The recent creation and announcement of the Yahoo Developers Network for Ruby has been generating a bit of discussion. I think it's another good thing for the Ruby community — to a degree.
Unfortunately (there's always an unfortunately, isn't there?), I think there's a stumbling block in the way. Along with the web page featuring a small, but useful, collection of tutorials and links, Yahoo has created the ydn-ruby mailing list. This is where they went wrong.
Branding is important to corporations and to large projects, but in this case, Yahoo's desire to brand their Ruby efforts, they've created a division in the community. It might not be extremely visible yet, but it's there, and it will likely grow. Today, there was a message about Sun's recent JRuby move. In addition to being wrong about when Sun hired Charles and Thomas, it was a message sent to the wrong place. Other information will be duplicated on both the ydn-ruby and the ruby-talk lists (and not alway correctly). It won't be long before parallel threads diverge, and the aggregate amount of information becomes harder to organize and make use of. This might seem like a small thing, but imagine the developer who comes to Ruby through ydn — what reason will he have to go look at ruby-talk and what will he miss out on because he doesn't?

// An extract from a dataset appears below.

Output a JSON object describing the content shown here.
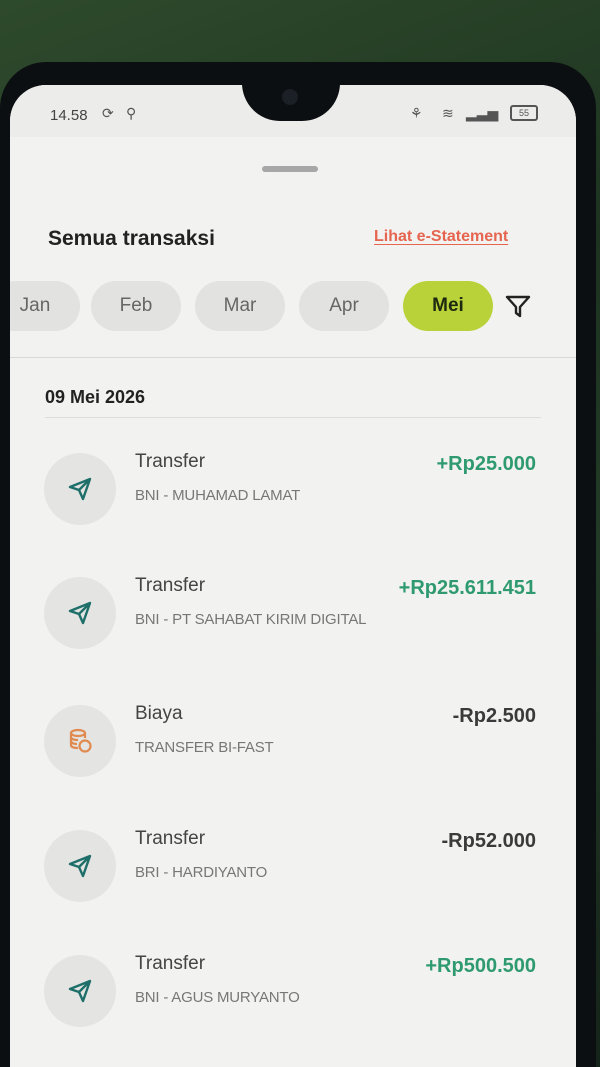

Yahoo is, in effect, building a ghetto for themselves and their users. It's going to be difficult to keep this from being a bad thing, but it's worth the effort. What really needs to happen is a few people with respected voices need to take the time to poing ydn-ruby users at ruby-talk everytime non-ydn specific traffic is posted to the list — break down the walls and get traffic where it really belongs. Of course, getting publicity off of ydn-ruby and onto ruby-talk is important too. Someone should help ensure that major announcements get corssposted to ruby-talk. Maybe someone could start doing a weekly summary (once ydn traffic gets to be big enough to warrant it. There are a lot of opportunities here, they'll all take work, but I don't think there's another way.
A much better approach would have been to piggy back on the existing ruby-talk mailing list. When there is enough ydn specific traffic to warrant it, then think about splitting off to a separate list. By that time, you'll have attracted Rubyists to ydn, and established a relationship between ydn developers and ruby-talk. It's a much better solution all around. It's too late now to do that for ydn, but hopefully the next big company to start a Ruby movement of some sort won't follow in these particular footsteps.